Monday, Jul. 05, 1971
The Politics of Cancer
Next to heart disease, cancer kills more Americans than any other ailment. Some 335,000 people, half of them under 55, will die of cancer this year in the U.S.; one out of every four Americans now living, some 52 million people, will contract the disease at some time during their lives. For many of those who do, the prognosis is poor. Doctors can often slow or even halt the progress of cancer by surgery, radiation and drugs; but, though researchers have uncovered many disparate clues (TIME, April 19), they do not yet understand the workings of most forms of the disease, let alone how to cure it.
The numbers afflicted and the deadly nature of cancer have made it a subject of national concern, and one that is increasingly catching the attention of politicians. Republicans and Democrats alike are convinced that cancer can be cured by massive infusions of money. Sensing the political benefits to be reaped from such a victory, both parties have been maneuvering since January to gain the advantage in a fight over the fight against cancer. Now their battle is about to end in a draw that will assure an equal division of the political credit, but may also produce more promise than prophylaxis for the victims of the disease.
Old Idea. The idea that the best prescription for cancer is financial is an old one. Mary Lasker, the longtime medical philanthropist, has strenuously urged the nation to commit more of its resources to the search for a cancer cure. She has argued that the National Cancer Institute, an arm of the National Institutes of Health, lacks the means to exploit many of its important findings. Last year Mrs. Lasker picked up some powerful support in Congress when a special commission put forth her favorite proposal: a $6 billion investment in cancer research during the coming decade and creation of a new, NASA-type National Cancer Authority outside the NIH to oversee the search for a cure. Senator Edward Kennedy, who succeeded Texas' Ralph Yarborough as chairman of the Senate subcommittee on health, put his own imprimatur on the commission's proposal and submitted the recommendations as legislation.
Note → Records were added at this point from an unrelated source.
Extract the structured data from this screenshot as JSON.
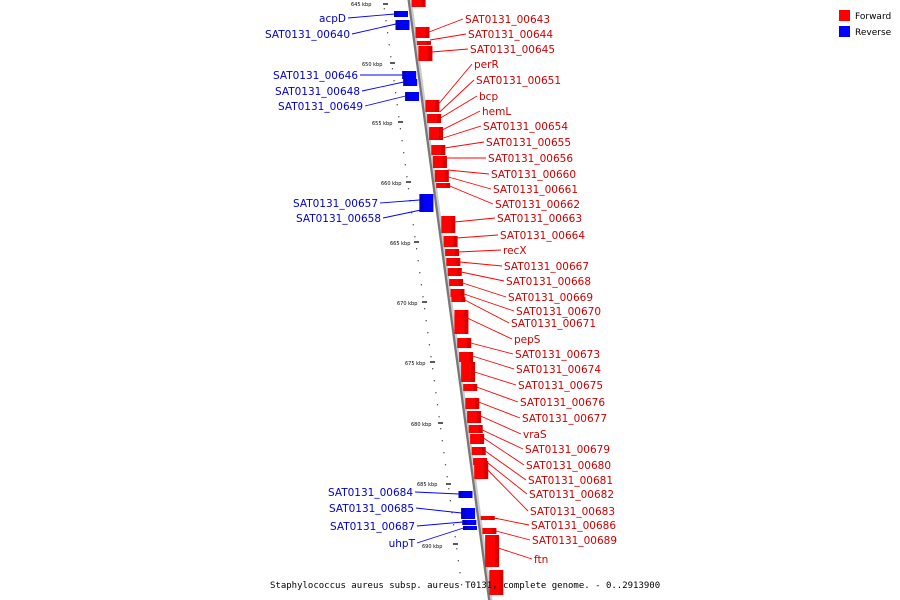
{
  "legend": {
    "forward": {
      "label": "Forward",
      "color": "#ff0000"
    },
    "reverse": {
      "label": "Reverse",
      "color": "#0000ff"
    }
  },
  "caption": "Staphylococcus aureus subsp. aureus T0131, complete genome. - 0..2913900",
  "ticks": [
    "645 kbp",
    "650 kbp",
    "655 kbp",
    "660 kbp",
    "665 kbp",
    "670 kbp",
    "675 kbp",
    "680 kbp",
    "685 kbp",
    "690 kbp"
  ],
  "genes_forward": [
    "SAT0131_00643",
    "SAT0131_00644",
    "SAT0131_00645",
    "perR",
    "SAT0131_00651",
    "bcp",
    "hemL",
    "SAT0131_00654",
    "SAT0131_00655",
    "SAT0131_00656",
    "SAT0131_00660",
    "SAT0131_00661",
    "SAT0131_00662",
    "SAT0131_00663",
    "SAT0131_00664",
    "recX",
    "SAT0131_00667",
    "SAT0131_00668",
    "SAT0131_00669",
    "SAT0131_00670",
    "SAT0131_00671",
    "pepS",
    "SAT0131_00673",
    "SAT0131_00674",
    "SAT0131_00675",
    "SAT0131_00676",
    "SAT0131_00677",
    "vraS",
    "SAT0131_00679",
    "SAT0131_00680",
    "SAT0131_00681",
    "SAT0131_00682",
    "SAT0131_00683",
    "SAT0131_00686",
    "SAT0131_00689",
    "ftn"
  ],
  "genes_reverse": [
    "acpD",
    "SAT0131_00640",
    "SAT0131_00646",
    "SAT0131_00648",
    "SAT0131_00649",
    "SAT0131_00657",
    "SAT0131_00658",
    "SAT0131_00684",
    "SAT0131_00685",
    "SAT0131_00687",
    "uhpT"
  ]
}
President Nixon, meanwhile, had moved quickly to regain the initiative. In his State of the Union speech last January, Nixon asked Congress to increase its cancer-research budget of $232 million by $100 million. But, contrary to the Senate subcommittee's proposal, the Administration urged that any cancer-cure program be kept within the existing structure of the NIH.
The reasons were managerial, not medical. Administration officials feared that creation of the superagency would trigger demands for similar organiza tions to fight heart disease and other illnesses. That in turn might lead to the ultimate dismemberment of the NIH, which conducts a wide variety of medical and training programs. They also worried that the NASA-type agency proposed by Kennedy would rapidly develop its own constituency on Capitol Hill, where few Congressmen would publicly oppose rising expenditures aimed at curing cancer.
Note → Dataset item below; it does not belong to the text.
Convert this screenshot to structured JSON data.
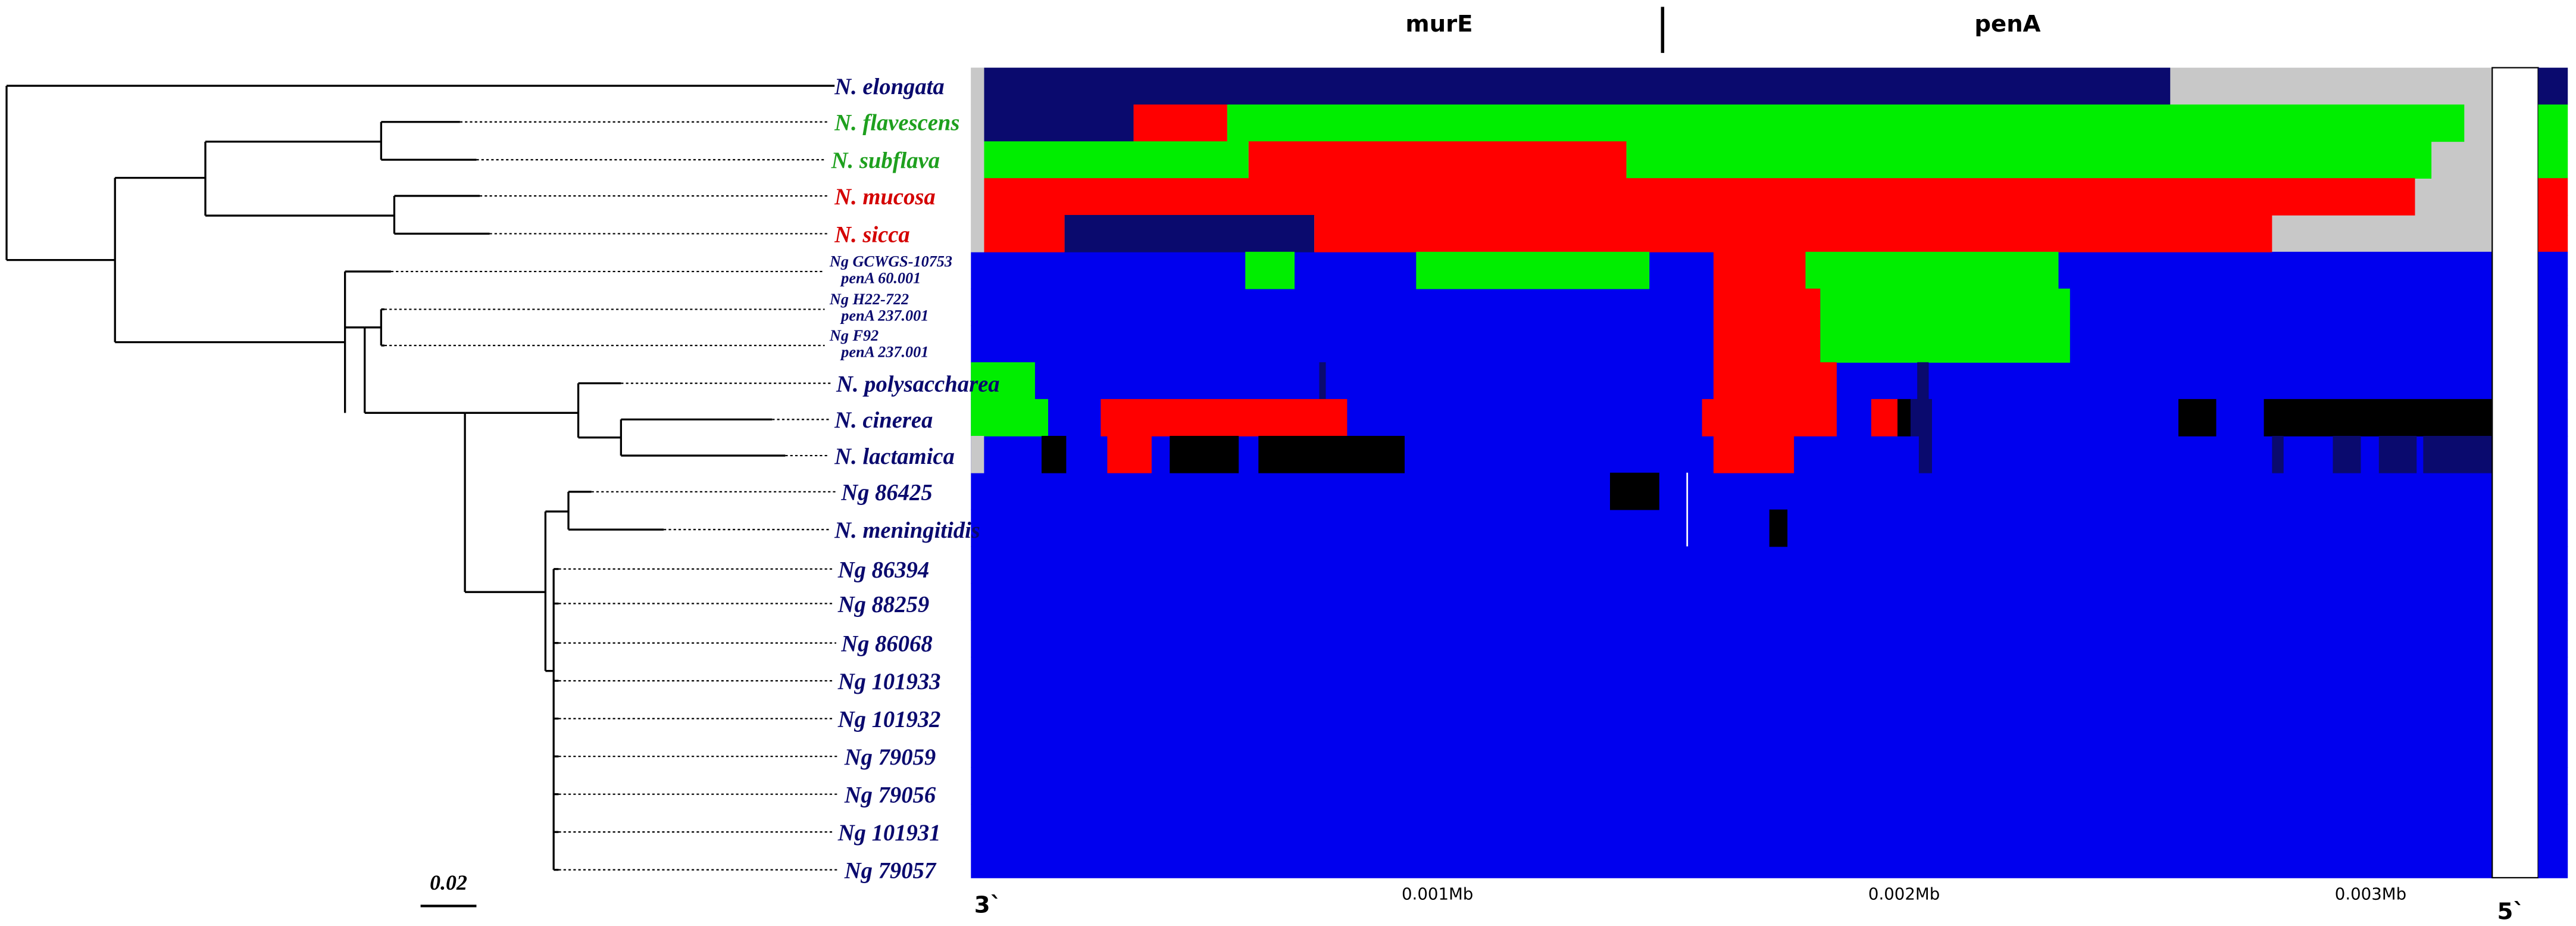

Many scientists shared the Administration's reservations. James Shannon, a director of the NIH from 1955 to 1968, argued that biomedical research could no longer be judiciously balanced if the attack on one specific problem was assigned to a special authority. Philip Lee, chancellor of the University of California, San Francisco, warned that "a separate cancer agency would immediately create competition for funds and scientific talent."
Backers of an independent agency, however, maintained that a concerted effort is needed to exploit recent progress toward understanding the causes of cancer and ultimately develop a cure.
The result of this conflict was a compromise. Kennedy agreed to the creation of a new, ambitiously named Conquest of Cancer Agency within NIH, yet administratively independent. The agency's director would be appointed by the President and responsible to him. Its budget requests would bypass NIH and go directly to the White House's Office of Management and Budget. Despite reservations, the Administration accepted Kennedy's proposal. The compromise bill will be reported out of the Senate Labor and Welfare Committee this week.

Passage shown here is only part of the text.